American Crossword Puzzle Tournament

After 30 years, crossword puzzle tournament leaving Connecticut

Source: Boston Globe
Date: March 23, 2007
Byline: AP

After 30 years, crossword puzzle tournament leaving Connecticut

STAMFORD, Conn. -- Synonym for farewell. Seven letters.

"Goodbye."

That's the word from the American Crossword Puzzle Tournament, whose organizers have announced it will leave Stamford after completing its 30th annual contest there this weekend.

The tournament, which debuted in 1978, gained widespread interest after the release last year of a documentary that included footage from the 2005 event.

But the spike in interest had the unintended side effect of forcing the organizers to seek a larger venue, organizers said. In 2008, the tournament will move to the Brooklyn Bridge Marriott in New York City.

"It's going to be sad to leave," said Will Shortz, the tournament's founder and the crossword puzzle editor for The New York Times. "It's ironic that this movie that has brought out these feelings is going to be the reason we can't stay in Stamford."

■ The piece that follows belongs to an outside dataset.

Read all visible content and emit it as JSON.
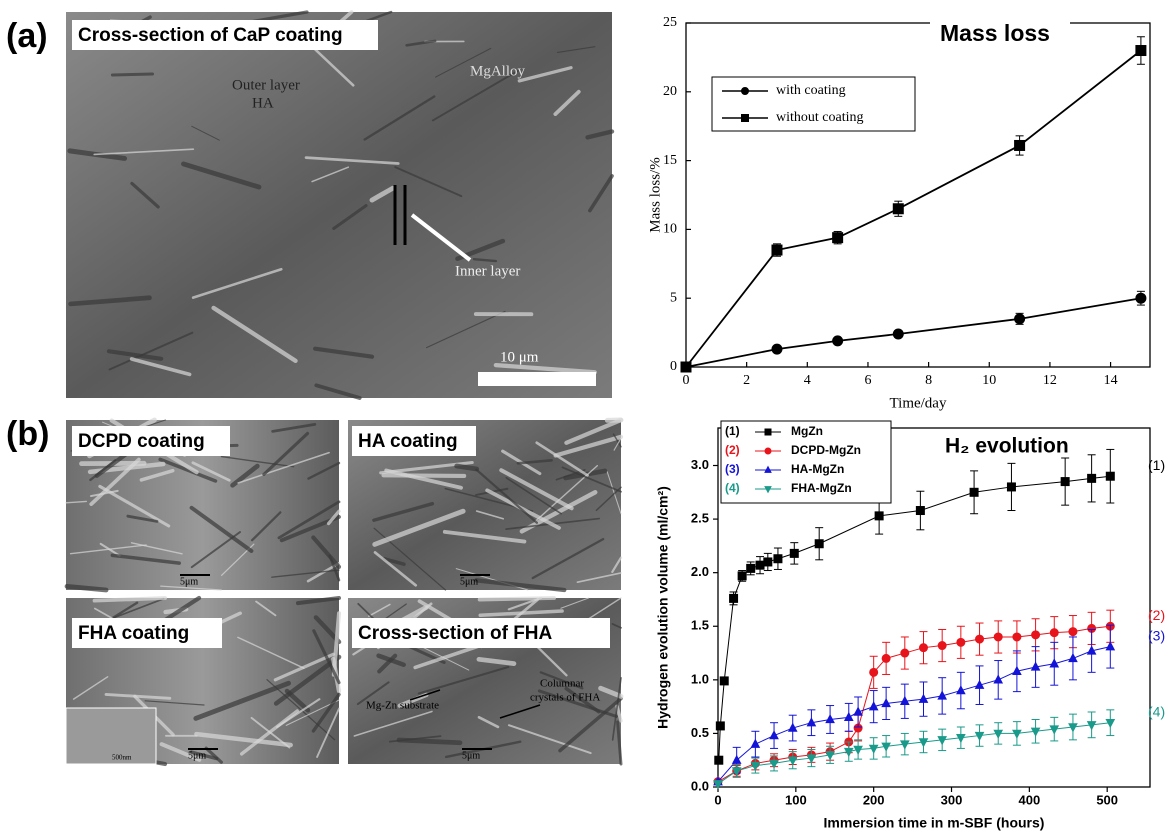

The documentary, "Wordplay," was nominated for the Sundance Film Festival's Grand Jury Prize, and the attention helped draw many new crossword tournament entrants.

The event began with about 150 contestants, but was "elbow to elbow" last year with about 500 entrants, Shortz said. This year, the hotel is booked solid with a record 750 people registered to compete.

The crossword tournament was proposed in the 1970s by Stamford Marriott's first marketing director to help fill rooms on a slow winter weekend when the hotel was new, Shortz said.

Shortz, then 25, was living in Stamford and working as a puzzle editor for Penny Press, a crossword publisher now based in Norwalk, when he helped launch the tournament in 1978.

Peter Griffith, the hotel's current marketing director, said he hopes a related event will be organized there if the tournament cannot stay.

"Maybe Will will bring his Sudoku tournament here or something," Griffith said, referring to a popular numbers-based logic puzzle. "Maybe that's going to be the next generation of perennial Will Shortz events."